Since the start of the COVID-19 outbreak, the White House has made it a priority to support the millions of U.S. businesses that have been forced to suspend or curtail operations to help “flatten the curve” of the pandemic.
“We must sacrifice together, because we are all in this together, and we will come through together,” the President said during one of his daily coronavirus press briefings. “It's the invisible enemy. That's always the toughest enemy, the invisible enemy.”
The $2.2 trillion stimulus bill the president just signed into law, for instance, allocates hundreds of billions of dollars in low-interest, government-guaranteed loans for the small businesses that are the lifeblood of our economy. As long as recipients use the money to return or keep workers on payroll and meet other normal operating expenses, those loans automatically transform into grants that never have to be repaid.

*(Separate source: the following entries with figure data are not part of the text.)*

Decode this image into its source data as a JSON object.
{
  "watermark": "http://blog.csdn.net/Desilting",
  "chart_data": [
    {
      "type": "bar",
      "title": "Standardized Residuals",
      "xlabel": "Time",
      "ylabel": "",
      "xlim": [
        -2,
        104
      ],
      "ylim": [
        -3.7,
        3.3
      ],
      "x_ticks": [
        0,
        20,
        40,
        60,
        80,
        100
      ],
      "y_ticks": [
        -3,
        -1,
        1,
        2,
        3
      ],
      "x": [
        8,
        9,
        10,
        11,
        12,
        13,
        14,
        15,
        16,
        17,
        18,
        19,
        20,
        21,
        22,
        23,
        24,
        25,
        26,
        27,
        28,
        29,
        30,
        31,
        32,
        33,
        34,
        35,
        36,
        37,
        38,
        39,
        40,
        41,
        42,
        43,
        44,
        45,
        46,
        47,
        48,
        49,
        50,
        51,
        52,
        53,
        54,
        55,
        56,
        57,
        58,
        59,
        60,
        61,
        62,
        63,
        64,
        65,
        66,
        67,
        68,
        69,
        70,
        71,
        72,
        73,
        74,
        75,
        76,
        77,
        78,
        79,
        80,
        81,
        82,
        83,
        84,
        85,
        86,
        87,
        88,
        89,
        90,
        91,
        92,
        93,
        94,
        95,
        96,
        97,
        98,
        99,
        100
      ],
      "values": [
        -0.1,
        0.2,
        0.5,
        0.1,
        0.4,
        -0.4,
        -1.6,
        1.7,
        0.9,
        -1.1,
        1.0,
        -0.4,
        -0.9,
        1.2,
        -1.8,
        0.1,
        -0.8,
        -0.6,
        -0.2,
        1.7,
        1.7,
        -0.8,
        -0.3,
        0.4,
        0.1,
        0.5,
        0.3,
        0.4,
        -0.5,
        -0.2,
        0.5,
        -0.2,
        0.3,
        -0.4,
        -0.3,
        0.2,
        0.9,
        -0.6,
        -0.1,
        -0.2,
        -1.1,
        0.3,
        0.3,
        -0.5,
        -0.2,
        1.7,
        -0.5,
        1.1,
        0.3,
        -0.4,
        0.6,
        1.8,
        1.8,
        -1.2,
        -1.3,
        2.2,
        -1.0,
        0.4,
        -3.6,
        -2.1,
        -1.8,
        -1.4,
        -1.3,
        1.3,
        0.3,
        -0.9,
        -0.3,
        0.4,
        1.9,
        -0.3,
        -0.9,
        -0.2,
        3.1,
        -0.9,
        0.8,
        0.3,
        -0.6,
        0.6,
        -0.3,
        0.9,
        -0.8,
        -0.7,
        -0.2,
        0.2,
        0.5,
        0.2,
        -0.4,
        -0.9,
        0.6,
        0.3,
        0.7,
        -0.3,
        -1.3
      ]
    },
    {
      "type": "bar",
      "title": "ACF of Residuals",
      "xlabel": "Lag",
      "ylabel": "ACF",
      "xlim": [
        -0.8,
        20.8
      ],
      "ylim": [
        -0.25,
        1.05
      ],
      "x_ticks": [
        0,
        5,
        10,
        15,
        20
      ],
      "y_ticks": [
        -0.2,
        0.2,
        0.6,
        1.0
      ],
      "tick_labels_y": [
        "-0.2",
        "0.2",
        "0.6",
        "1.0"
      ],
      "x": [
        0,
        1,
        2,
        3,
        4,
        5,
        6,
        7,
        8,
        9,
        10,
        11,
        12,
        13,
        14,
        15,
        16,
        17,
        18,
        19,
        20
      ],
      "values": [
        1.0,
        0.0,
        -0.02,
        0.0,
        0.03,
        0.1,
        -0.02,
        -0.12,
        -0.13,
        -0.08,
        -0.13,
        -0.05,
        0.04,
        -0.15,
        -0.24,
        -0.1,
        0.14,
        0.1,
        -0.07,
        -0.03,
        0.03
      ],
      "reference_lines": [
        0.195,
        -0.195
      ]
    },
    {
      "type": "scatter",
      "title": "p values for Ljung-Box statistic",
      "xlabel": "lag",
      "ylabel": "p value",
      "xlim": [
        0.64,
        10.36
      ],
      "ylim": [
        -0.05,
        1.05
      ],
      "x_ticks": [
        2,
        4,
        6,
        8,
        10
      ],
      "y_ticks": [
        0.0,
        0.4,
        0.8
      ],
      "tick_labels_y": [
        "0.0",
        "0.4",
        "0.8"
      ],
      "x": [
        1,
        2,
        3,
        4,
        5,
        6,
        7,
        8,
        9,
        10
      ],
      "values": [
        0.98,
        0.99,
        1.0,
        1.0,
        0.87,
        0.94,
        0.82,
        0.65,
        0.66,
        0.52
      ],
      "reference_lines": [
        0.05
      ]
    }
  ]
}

The emergency unemployment benefits included in the Coronavirus Aid, Relief, and Economic Security (CARES) Act will take care of any type of business, while the sizable stimulus payments going out to almost all American households will infuse consumers with cash that will help them to survive to fuel the coming economic recovery.

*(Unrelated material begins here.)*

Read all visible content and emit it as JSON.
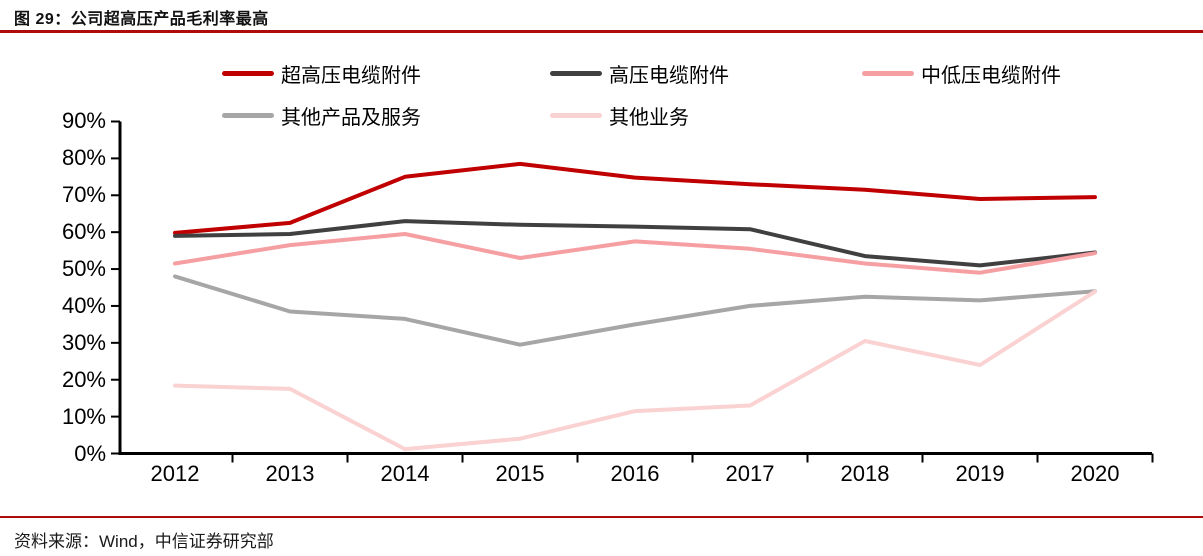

President Trump’s affinity for nixing costly, time-wasting regulations has come in particularly handy during this crisis, as well. After expediting the approval process for coronavirus vaccine candidates and eliminating obstacles to experimental treatments, the Food and Drug Administration (FDA) recently authorized a groundbreaking coronavirus antibody test that will determine whether individuals have already contracted the disease and potentially developed an immunity that would allow them to safely return to their normal activities.

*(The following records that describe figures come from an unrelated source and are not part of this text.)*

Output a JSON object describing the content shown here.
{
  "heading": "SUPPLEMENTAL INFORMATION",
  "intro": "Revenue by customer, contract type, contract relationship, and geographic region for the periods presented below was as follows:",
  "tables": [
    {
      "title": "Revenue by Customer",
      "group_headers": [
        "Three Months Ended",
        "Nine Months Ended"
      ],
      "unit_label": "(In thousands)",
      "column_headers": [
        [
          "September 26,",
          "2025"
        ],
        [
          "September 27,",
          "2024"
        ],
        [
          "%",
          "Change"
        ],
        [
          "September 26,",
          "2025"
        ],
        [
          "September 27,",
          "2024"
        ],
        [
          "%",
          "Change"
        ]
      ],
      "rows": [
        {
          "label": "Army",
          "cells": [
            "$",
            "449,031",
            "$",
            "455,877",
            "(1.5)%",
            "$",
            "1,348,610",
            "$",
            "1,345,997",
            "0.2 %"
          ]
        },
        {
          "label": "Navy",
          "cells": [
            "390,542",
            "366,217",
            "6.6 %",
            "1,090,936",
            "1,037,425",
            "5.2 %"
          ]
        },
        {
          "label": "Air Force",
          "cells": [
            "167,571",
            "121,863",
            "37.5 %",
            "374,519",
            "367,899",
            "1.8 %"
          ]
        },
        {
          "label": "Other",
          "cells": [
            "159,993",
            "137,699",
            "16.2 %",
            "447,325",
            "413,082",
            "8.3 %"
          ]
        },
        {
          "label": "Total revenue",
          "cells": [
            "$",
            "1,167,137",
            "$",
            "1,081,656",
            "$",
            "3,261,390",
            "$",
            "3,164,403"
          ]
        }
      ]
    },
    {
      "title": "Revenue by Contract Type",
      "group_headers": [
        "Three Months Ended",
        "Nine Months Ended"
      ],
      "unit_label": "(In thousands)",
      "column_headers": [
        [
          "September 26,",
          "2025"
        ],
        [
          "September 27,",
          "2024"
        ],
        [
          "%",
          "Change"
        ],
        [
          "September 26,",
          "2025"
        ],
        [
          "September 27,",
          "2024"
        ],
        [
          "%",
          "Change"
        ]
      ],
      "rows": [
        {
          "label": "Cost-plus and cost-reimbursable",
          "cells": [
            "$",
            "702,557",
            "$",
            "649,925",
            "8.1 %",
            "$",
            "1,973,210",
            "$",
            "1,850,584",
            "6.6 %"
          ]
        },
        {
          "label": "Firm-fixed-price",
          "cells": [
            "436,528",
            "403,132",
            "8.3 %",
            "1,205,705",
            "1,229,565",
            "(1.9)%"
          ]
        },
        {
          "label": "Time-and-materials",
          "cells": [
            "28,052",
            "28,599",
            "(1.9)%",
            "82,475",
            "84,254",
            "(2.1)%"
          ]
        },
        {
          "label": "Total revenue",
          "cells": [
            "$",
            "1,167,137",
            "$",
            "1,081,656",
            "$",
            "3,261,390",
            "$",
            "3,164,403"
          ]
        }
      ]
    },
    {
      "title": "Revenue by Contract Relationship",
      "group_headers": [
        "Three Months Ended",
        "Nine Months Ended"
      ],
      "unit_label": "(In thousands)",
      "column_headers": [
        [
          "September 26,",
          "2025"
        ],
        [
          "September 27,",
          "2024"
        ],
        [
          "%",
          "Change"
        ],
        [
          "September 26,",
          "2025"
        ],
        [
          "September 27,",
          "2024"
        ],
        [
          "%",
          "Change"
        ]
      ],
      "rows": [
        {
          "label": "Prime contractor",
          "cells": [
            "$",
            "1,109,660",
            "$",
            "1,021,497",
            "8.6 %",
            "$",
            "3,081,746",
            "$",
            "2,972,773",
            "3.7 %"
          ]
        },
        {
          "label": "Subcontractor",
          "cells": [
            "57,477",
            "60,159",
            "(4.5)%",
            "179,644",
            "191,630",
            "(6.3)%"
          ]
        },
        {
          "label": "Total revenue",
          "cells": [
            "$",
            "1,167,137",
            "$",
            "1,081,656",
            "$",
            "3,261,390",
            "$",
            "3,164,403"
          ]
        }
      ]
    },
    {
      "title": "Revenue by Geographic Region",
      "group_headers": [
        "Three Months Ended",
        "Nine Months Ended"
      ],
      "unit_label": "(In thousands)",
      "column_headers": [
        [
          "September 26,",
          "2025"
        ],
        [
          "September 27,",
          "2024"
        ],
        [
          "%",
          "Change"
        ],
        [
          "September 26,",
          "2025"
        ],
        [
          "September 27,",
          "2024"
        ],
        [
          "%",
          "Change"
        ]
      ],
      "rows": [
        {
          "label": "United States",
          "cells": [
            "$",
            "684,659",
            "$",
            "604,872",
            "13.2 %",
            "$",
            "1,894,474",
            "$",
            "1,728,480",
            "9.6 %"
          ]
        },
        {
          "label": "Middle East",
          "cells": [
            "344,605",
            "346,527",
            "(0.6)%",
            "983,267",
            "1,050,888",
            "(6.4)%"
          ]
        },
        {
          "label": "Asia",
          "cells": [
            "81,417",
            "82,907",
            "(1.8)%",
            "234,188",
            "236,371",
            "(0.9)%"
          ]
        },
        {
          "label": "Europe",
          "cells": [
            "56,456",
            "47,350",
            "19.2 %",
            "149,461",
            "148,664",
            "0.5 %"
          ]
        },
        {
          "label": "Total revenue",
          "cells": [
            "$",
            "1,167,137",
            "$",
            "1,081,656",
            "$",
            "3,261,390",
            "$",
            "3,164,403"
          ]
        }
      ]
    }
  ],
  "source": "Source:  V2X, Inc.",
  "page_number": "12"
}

While Donald Trump’s extensive business experience perfectly prepared him to deftly guide the U.S. economy through the treacherous waters of this unprecedented voluntary shutdown, the extremist policies favored by presumptive Democrat presidential nominee Joe Biden would only exacerbate our economic troubles, potentially crippling the entire country.
We don’t have to speculate as to what Biden would have done differently in response to the pandemic — the former vice president has already told us.
First and foremost, Biden would not have implemented life-saving travel restrictions on China in the early days of the outbreak, as President Trump has been praised for doing by the nation’s top public health experts. At the time, Biden argued that the White House was overreacting to the novel coronavirus threat, even calling the President’s response “xenophobic,” but he now acts as though he supported travel restrictions all along.
The rest of Biden’s comments over the course of this crisis have been equally disjointed and nonsensical, making it painfully clear that he’s completely out of his depth on this issue. The country is fortunate that Biden isn’t responsible for safeguarding our prosperity at this critical juncture.
Even after the economy fully reopens, though, a Biden administration would be more than our recovering economy could bear. His plans to “get rid of fossil fuels,” for instance, would needlessly sacrifice hundreds of thousands of American jobs while raising the cost of living for working families all over the country. Meanwhile, his plan to raise taxes by over $4 trillion would undo the long-term benefits of the recent coronavirus relief measures, saddling families with an unnecessary financial burden at a time when many of them can least afford it.
During this trying time, our country is truly fortunate to have a business-minded leader who understands the value of government restraint and the power of the private sector — and we’ll be even more fortunate to have him guiding our recovery in the aftermath of this unprecedented crisis.